O'Neal, in an interview with USA Today, said players should start to prepare for a 2020-21 season and set aside a campaign halted in March by the coronavirus pandemic with five weeks of regular-season games and two months of playoffs remaining.
"I think we should scrap the season. Everybody go home, get healthy, come back next year. Just scrap the season. Just scrap it," O'Neal told the newspaper.

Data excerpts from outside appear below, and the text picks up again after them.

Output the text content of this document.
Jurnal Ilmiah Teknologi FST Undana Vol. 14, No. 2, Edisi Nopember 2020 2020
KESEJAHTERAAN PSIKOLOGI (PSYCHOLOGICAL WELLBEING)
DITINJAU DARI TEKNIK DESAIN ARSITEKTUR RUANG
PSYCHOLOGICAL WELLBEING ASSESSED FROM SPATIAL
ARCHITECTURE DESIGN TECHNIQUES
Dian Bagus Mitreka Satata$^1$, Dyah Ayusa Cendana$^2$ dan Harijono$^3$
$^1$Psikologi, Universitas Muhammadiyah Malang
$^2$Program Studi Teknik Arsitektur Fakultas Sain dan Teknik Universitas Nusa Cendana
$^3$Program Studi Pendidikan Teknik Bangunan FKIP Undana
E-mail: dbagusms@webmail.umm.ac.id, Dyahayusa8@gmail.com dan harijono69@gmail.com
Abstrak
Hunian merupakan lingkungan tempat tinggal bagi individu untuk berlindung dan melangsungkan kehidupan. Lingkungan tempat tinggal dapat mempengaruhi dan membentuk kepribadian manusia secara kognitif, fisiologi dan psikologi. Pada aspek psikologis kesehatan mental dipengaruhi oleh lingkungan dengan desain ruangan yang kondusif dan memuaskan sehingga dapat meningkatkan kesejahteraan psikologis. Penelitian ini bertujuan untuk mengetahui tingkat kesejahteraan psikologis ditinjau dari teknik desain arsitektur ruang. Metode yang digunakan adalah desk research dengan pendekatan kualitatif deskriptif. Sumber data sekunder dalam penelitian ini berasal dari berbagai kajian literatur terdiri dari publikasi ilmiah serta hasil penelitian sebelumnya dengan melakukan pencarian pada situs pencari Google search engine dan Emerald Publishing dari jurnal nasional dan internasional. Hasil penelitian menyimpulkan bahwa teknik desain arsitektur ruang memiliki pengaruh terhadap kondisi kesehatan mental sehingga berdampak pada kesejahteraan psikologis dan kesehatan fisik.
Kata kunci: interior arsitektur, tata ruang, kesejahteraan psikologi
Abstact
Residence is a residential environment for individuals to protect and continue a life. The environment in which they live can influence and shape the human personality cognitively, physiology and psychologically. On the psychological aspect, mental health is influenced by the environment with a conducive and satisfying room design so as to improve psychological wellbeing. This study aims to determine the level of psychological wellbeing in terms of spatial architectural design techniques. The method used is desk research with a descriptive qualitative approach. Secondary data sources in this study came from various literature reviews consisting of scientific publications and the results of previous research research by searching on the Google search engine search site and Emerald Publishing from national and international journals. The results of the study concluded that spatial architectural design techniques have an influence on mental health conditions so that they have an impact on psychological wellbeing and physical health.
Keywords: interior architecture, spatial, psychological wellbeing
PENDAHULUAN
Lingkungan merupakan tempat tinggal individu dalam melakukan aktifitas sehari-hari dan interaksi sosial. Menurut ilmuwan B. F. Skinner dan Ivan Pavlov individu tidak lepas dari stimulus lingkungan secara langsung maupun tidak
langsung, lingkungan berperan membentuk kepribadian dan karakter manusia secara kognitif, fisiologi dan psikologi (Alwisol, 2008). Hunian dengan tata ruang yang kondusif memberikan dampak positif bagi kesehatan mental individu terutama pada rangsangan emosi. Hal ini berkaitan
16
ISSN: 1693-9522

"To try and come back now and do a rush playoffs as a player? Any team that wins this year, there's an asterisk. They're not going to get the respect.
"What if a team that's not really in the mix of things all of a sudden wins with a new playoff format? Nobody is going to respect that. So, scrap it. Worry about the safety of the fans and the people. Come back next year."
Dominating center O'Neal combined with the late Kobe Bryant and sparked the Los Angeles Lakers to NBA crowns from 2000 through 2002, being named the NBA Finals Most Valuable Player each time, then powered the Miami Heat to the 2006 title.
O'Neal, 48, retired in 2011 after a 19-season NBA career and has been working as a television analyst.
Current Lakers star LeBron James, who had LA atop the Western Conference when the season went on hiatus, has said no one should be talking about canceling the season.
The league has been working on plans to gather teams in a single city, test and house players in a secured area and stage games without fans in a controled area, with Las Vegas and Orlando most often mentioned as possible sites for the "bubble" plan.
"I understand how players are feeling. I really do," O'Neal told the newspaper. "But any team that gets it done this year, there's going to be an asterisk on that championship."
O'Neal doesn't want to see any resumption unless all involved -- players, coaches, referees and the broadcast personnel -- are safe from the deadly virus.
"However long it takes for us to get 100% back to normal, I'm willing to wait," O'Neal said.
"All it takes is one person. After the game, you've still got to go home. What if one person gets sick? Then we start from zero again."